People pray on Tahrir, or Liberation Square, in Cairo, Egypt, Monday Jan. 31, 2011. A coalition of opposition groups called for a million people to take to Cairo’s streets Tuesday to ratchet up pressure for President Hosni Mubarak to leave. (AP/Ben Curtis)

The women were excited to be at the rally… Off to the side.

Women demonstrate in Tahrir or Liberation Square in Cairo, Egypt, Tuesday, Feb. 1, 2011. More than a quarter-million people flooded into the heart of Cairo Tuesday, filling the city’s main square in by far the largest demonstration in a week of unceasing demands for President Hosni Mubarak to leave after nearly 30 years in power. (AP/Tara Todras-Whitehill)


Of course, there’s a reason why the women are separated from the men in Egypt. A recent study revealed that 83 percent of Egyptian women and 98 percent of foreign women in Cairo said they had been harassed.

Today Barack Obama compared the Arab Spring in Egypt and Tunisia to the Solidarity movement in Poland.
ABC Local reported:

Capping an extensive trip to Europe, President Barack Obama said Saturday that the United States must always “leave room” to throw financial and moral support behind nations fighting for freedoms even during times of employment troubles and high gas prices at home.

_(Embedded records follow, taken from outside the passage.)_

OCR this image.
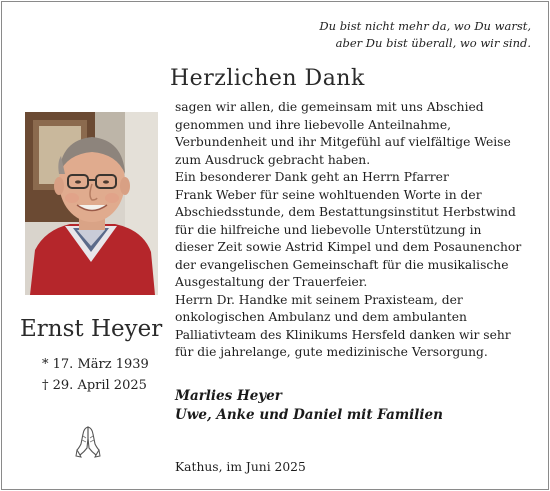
Du bist nicht mehr da, wo Du warst,
aber Du bist überall, wo wir sind.
Herzlichen Dank
Ernst Heyer
* 17. März 1939
† 29. April 2025
sagen wir allen, die gemeinsam mit uns Abschied
genommen und ihre liebevolle Anteilnahme,
Verbundenheit und ihr Mitgefühl auf vielfältige Weise
zum Ausdruck gebracht haben.
Ein besonderer Dank geht an Herrn Pfarrer
Frank Weber für seine wohltuenden Worte in der
Abschiedsstunde, dem Bestattungsinstitut Herbstwind
für die hilfreiche und liebevolle Unterstützung in
dieser Zeit sowie Astrid Kimpel und dem Posaunenchor
der evangelischen Gemeinschaft für die musikalische
Ausgestaltung der Trauerfeier.
Herrn Dr. Handke mit seinem Praxisteam, der
onkologischen Ambulanz und dem ambulanten
Palliativteam des Klinikums Hersfeld danken wir sehr
für die jahrelange, gute medizinische Versorgung.
Marlies Heyer
Uwe, Anke und Daniel mit Familien
Kathus, im Juni 2025
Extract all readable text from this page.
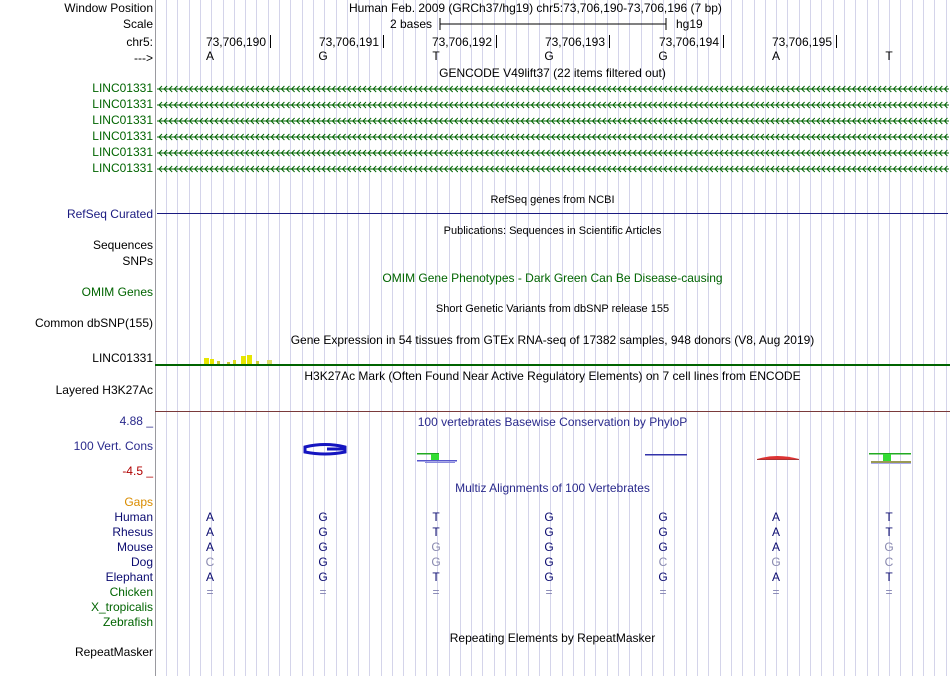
Window Position	Human Feb. 2009 (GRCh37/hg19) chr5:73,706,190-73,706,196 (7 bp)
Scale	2 bases	hg19
chr5:	73,706,190	73,706,191	73,706,192	73,706,193	73,706,194	73,706,195
--->	A	G	T	G	G	A	T
GENCODE V49lift37 (22 items filtered out)
LINC01331
LINC01331
LINC01331
LINC01331
LINC01331
LINC01331
RefSeq genes from NCBI
RefSeq Curated
Publications: Sequences in Scientific Articles
Sequences
SNPs
OMIM Gene Phenotypes - Dark Green Can Be Disease-causing
OMIM Genes
Short Genetic Variants from dbSNP release 155
Common dbSNP(155)
Gene Expression in 54 tissues from GTEx RNA-seq of 17382 samples, 948 donors (V8, Aug 2019)
LINC01331
H3K27Ac Mark (Often Found Near Active Regulatory Elements) on 7 cell lines from ENCODE
Layered H3K27Ac
100 vertebrates Basewise Conservation by PhyloP
4.88 _
100 Vert. Cons
-4.5 _
Multiz Alignments of 100 Vertebrates
Gaps
Human	A	G	T	G	G	A	T
Rhesus	A	G	T	G	G	A	T
Mouse	A	G	G	G	G	A	G
Dog	C	G	G	G	C	G	C
Elephant	A	G	T	G	G	A	T
Chicken	=	=	=	=	=	=	=
X_tropicalis
Zebrafish
Repeating Elements by RepeatMasker
RepeatMasker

In Poland, which Obama hailed as world model of democratic transition, he said it is the responsibility of the U.S. to support the sometimes wrenching, roiling push for democracy and human rights around the globe. In defending his drive to improve U.S. relations with Russia, Obama also made clear to protect Poland’s security against any threats in its neighborhood, leaving no doubt about the NATO code of members: “We defend each other.”

The president sought to build his case that America and the international community have a vested stake in the Arab revolt that is defining much of North Africa and the Middle East. He said the U.S. cannot dictate outcomes but can help, and he cited Poland as inspiration.

“Poland’s story demonstrates how a proud and determined and enthusiastic people can overcome extraordinary challenges and build a democracy,” the president said at a brief news conference as his six-day trip to Ireland, England, France and Poland neared its end.

Obama is set to return home to familiar domestic challenges over debt and the pace of job creation as the field of potential Republican presidential contenders takes shape and draws growing attention. A tired-looking president seemed ready to head home, even counting down the days at one point in his trip.